The chansons de geste of the cycle of Guillaume are:
- Enfances Garin de Monglane (15th century) and Garin de Monglane (13th century), on which is founded the prose romance of Guerin de Monglane, printed in the 15th century by Jehan Trepperel and often later
- Girars de Viane (13th century, by Bertrand de Bar-sur-Aube), ed. P. Tarbe (Reims, 1850)
- Hernaut de Beaulande (fragment 14th century)
- Renier de Gennes, which only survives in its prose form
- Aymeri de Narbonne (c. 1210) by Bertrand de Bar-sur-Aube, ed. L bemaison (Soc. des anc. textes fr., Paris, 2 volumes, 1887)
- Les Enfances Guillaume (13th century)
- Les Narbonnais, ed. H. Suchier (Soc. des anc. textes fr., 2 volumes, 1898), with a Latin fragment dating from the 11th century, preserved at the Hague
- Le Couronnement Looys (ed.

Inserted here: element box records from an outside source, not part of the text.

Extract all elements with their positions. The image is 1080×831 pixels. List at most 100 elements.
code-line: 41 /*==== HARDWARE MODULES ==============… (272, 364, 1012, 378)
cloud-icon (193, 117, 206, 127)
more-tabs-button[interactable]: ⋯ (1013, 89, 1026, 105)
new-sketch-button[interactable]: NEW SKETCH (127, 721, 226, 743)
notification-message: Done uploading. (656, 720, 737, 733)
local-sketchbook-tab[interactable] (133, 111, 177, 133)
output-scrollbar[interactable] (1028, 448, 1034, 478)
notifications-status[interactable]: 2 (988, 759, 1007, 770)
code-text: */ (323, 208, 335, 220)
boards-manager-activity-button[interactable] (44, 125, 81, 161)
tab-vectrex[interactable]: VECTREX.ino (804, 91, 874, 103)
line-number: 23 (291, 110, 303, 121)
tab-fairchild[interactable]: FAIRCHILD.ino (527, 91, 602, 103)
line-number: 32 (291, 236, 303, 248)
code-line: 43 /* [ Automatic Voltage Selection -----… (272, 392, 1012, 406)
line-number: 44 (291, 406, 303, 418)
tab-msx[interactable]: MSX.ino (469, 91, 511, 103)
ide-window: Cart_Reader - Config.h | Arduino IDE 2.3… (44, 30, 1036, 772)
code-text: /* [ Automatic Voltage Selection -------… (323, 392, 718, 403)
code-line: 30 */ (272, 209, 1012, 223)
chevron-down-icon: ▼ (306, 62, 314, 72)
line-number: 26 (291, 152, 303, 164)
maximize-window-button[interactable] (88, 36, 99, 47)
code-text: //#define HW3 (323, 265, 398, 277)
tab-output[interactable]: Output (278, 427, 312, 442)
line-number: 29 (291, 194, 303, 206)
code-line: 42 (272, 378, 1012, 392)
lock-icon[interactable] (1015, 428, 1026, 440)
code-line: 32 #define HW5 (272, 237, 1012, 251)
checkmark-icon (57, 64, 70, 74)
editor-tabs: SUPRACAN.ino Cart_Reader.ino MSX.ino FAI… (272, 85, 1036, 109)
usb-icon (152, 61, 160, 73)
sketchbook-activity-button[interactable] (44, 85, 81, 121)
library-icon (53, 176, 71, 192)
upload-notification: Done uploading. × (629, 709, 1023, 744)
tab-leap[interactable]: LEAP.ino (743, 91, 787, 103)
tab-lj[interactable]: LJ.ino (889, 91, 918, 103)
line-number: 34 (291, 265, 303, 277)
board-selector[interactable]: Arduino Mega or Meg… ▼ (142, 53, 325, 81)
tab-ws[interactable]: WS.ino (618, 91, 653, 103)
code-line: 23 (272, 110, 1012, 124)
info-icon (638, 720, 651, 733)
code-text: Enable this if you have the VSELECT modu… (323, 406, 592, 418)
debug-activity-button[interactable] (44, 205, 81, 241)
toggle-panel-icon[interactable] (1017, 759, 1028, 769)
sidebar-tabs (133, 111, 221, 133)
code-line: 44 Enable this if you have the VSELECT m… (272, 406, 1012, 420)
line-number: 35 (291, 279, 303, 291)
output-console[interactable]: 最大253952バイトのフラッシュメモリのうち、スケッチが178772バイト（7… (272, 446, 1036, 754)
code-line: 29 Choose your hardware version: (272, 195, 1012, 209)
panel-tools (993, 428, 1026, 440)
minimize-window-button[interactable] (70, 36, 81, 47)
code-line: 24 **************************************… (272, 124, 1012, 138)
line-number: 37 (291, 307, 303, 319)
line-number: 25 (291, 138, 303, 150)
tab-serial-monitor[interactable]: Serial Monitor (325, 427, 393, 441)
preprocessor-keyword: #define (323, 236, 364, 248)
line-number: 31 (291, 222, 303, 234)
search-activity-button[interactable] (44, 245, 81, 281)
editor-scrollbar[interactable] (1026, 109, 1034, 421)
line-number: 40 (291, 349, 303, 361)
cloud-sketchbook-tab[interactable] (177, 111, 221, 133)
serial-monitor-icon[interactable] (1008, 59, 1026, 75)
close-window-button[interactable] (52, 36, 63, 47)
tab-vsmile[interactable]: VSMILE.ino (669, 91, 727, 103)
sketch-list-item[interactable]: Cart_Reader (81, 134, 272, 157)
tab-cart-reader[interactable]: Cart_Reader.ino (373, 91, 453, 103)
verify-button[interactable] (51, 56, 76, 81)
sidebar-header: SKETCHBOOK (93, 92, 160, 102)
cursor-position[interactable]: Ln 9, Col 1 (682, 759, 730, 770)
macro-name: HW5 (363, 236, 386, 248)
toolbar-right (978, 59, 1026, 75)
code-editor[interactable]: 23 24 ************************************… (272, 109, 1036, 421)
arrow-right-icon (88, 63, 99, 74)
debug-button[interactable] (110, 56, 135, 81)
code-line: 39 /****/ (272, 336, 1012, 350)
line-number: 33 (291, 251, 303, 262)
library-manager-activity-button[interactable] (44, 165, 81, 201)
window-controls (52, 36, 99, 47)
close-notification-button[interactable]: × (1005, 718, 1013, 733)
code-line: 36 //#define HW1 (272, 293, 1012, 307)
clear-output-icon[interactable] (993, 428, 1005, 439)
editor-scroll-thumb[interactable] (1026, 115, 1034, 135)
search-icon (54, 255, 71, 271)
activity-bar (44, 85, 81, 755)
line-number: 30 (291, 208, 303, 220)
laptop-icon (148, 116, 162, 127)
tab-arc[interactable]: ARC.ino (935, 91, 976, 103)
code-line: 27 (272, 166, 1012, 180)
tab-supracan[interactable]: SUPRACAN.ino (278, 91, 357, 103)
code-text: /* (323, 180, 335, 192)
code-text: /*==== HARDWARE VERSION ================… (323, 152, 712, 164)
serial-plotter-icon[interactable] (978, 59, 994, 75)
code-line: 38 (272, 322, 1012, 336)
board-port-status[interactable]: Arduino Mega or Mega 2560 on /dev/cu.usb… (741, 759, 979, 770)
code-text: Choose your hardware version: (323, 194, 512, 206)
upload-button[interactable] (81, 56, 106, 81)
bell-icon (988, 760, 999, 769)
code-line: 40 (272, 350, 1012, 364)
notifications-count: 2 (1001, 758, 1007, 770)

Ernest Langlois, 1888)
- Le Charroi de Nîmes
- La Prise d'Orange
- Le Covenant Vivien
- Aliscans (the previous five titles were edited by WJA Jonckbloet in volume i. of his Guillaume d'Orange (The Hague, 1854); a critical text of Aliscans (Halle, 1903, volume 1.) is edited by E Wienbeck, W Hartnacke and P Rasch)
- Loquifer and Le Moniage Rainouart (12th century)
- Bovon de Commarchis (13th century), recension of the earlier:
  - Siege de Barbastre, by Adenet le Roi, ed. A Scheler (Brussels, 1874)
- Guibert d'Andrenas (13th century)
- La Prise de Cordres (13th century)
- La Mort Aymeri de Narbonne, ed. J Couraye de Parc (Paris: Société des anciens textes français, 1884)
- Foulque de Candie (ed. P Tarbe, Reims, 1860)
- Le Moniage Guillaume (12th century)
- Les Enfances Vivien (ed. C Wahlund and H von Feilitzen, Upsala and Paris, 1895)
- Chançun de Willame (Chiswick Press, 1903), described by P Meyer in Romania (xxxiii. 597-618).

The ninth branch of the Karlamagnus Saga (ed. C. R. Unger, Christiania, 1860) deals with the geste of Guillaume. I Nerbonesi is edited by J. G. Isola (Bologna, 1877, etc.).

==Afterlife of the poems==
The family continues in Italian tradition, called "Mongrana" in Andrea da Barberino's works, Reali di Francia (ed. Vandelli & Gambarin), and Storie Nerbonesi (ed. I.G. Isola) from which (among other works) Matteo Maria Boiardo will develop his Orlando Innamorato and Ludovico Ariosto his Orlando Furioso.